The bow of the 3,000-ton cargo vessel MV Jocelyn, which was washed ashore plowing 14 houses and killing 11 people in the process, now stands in a memorial park and serves as a reminder of the devastation. Yolanda remains a precautionary tale of how typhoons can wreak havoc and a stark reminder of how they will be more powerful and deadly as world temperature increases — a phenomenon largely driven by human activities.

Undoubtedly, it has educated people about storm categories and made them more receptive to early warning systems, which the government has invested in after Yolanda. Preemptive evacuations have become standard practice while technology has been widely used to spread information — from identifying potential danger areas to predicting ground impact including that of storm surges, now a term that everyone understands with an element of fear, especially for those who witnessed its destruction in 2013.

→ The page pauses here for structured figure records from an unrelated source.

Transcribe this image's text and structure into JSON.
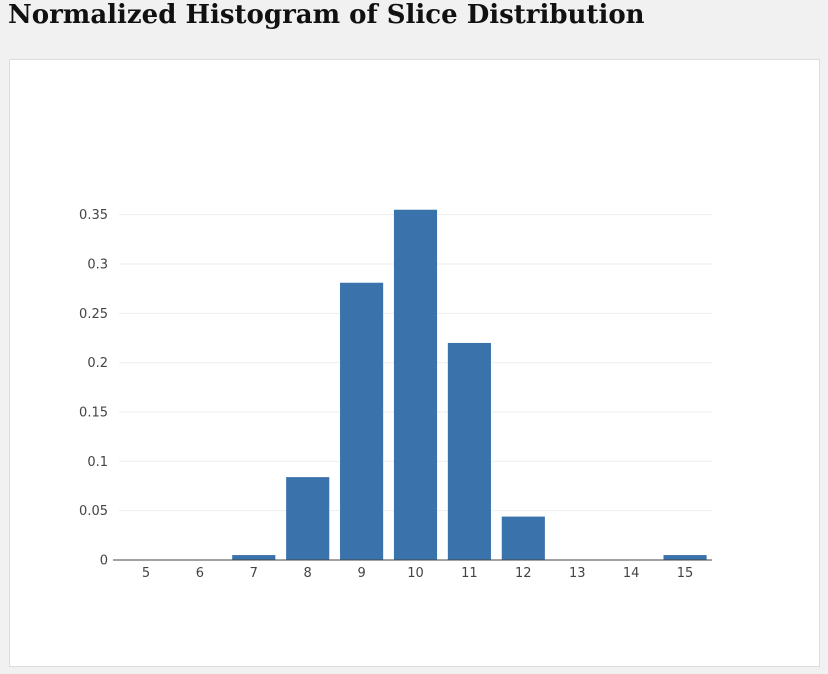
{
  "page": {
    "title": "Normalized Histogram of Slice Distribution"
  },
  "chart_data": {
    "type": "bar",
    "title": "",
    "xlabel": "",
    "ylabel": "",
    "categories": [
      "5",
      "6",
      "7",
      "8",
      "9",
      "10",
      "11",
      "12",
      "13",
      "14",
      "15"
    ],
    "values": [
      0,
      0,
      0.005,
      0.084,
      0.281,
      0.355,
      0.22,
      0.044,
      0,
      0,
      0.005
    ],
    "ylim": [
      0,
      0.375
    ],
    "yticks": [
      0,
      0.05,
      0.1,
      0.15,
      0.2,
      0.25,
      0.3,
      0.35
    ],
    "ytick_labels": [
      "0",
      "0.05",
      "0.1",
      "0.15",
      "0.2",
      "0.25",
      "0.3",
      "0.35"
    ],
    "grid": true,
    "legend": "none",
    "colors": {
      "bar": "#3a73ab",
      "grid": "#eeeeee",
      "axis": "#444444",
      "tick_text": "#444444"
    }
  }
}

But all these should never drive us to complacency. It is one thing to predict weather more accurately and another to help people be disaster-proof, an impossible goal because no one can truly escape nature’s wrath unscathed. Even ordinary rains could impact lives, much more than a strong typhoon or earthquake. During Yolanda, even the mayor of Tacloban found himself clinging to the ceiling to survive. In a calamity, nature does not discriminate between the haves and the have-nots, but it is in the aftermath, in the rebuilding and recovery, where the difference becomes stark.

As the late Conrado de Quiros, writing about Typhoon “Mario” (Fung-wong) in his last column for this paper, (“Elephant in the room,” There’s the Rub, 9/23/14) said: “[I]t’s the poor who take the brunt of storms, deluge and other ravaging … [T]here’s much to fear in future downpours and torrential rains and great floods coming this way … Which will devastate the poor most of all. Which will wreak havoc on those who can afford the least havoc in their lives. Which will leave bereft those who are already mind-bogglingly bereft. Mahirap ang mahirap.”

The government must keep on ensuring that people don’t build flimsy dwellings in danger zones and that it builds sturdier and more permanent evacuation centers nationwide. The government must ensure that people who are displaced by calamities are able to live with dignity and have basic necessities such as water — Yolanda survivors who have been relocated to public housing still do not have running water a decade later. It must also build stronger and more sound infrastructures: as scenes from Davao this week showed, many roads do not have adequate drainage systems because they have been built with subpar materials that even an otherwise regular downpour can cause floods and landslides.

The forces of nature are beyond our control, but activities that can help minimize their impact are within ours: conserve and restore forests and coastal wetlands, use renewable energy, and reduce emissions. Also, root out corruption that takes much-needed resources away from basic public services such as disaster risk mitigation and management.

Ten years on, Filipinos have a better understanding of supertyphoons and climate change, and the government knows what needs to be done. We must never be complacent, otherwise, the hard lessons we learned from the death and destruction brought by Yolanda would have been for nothing.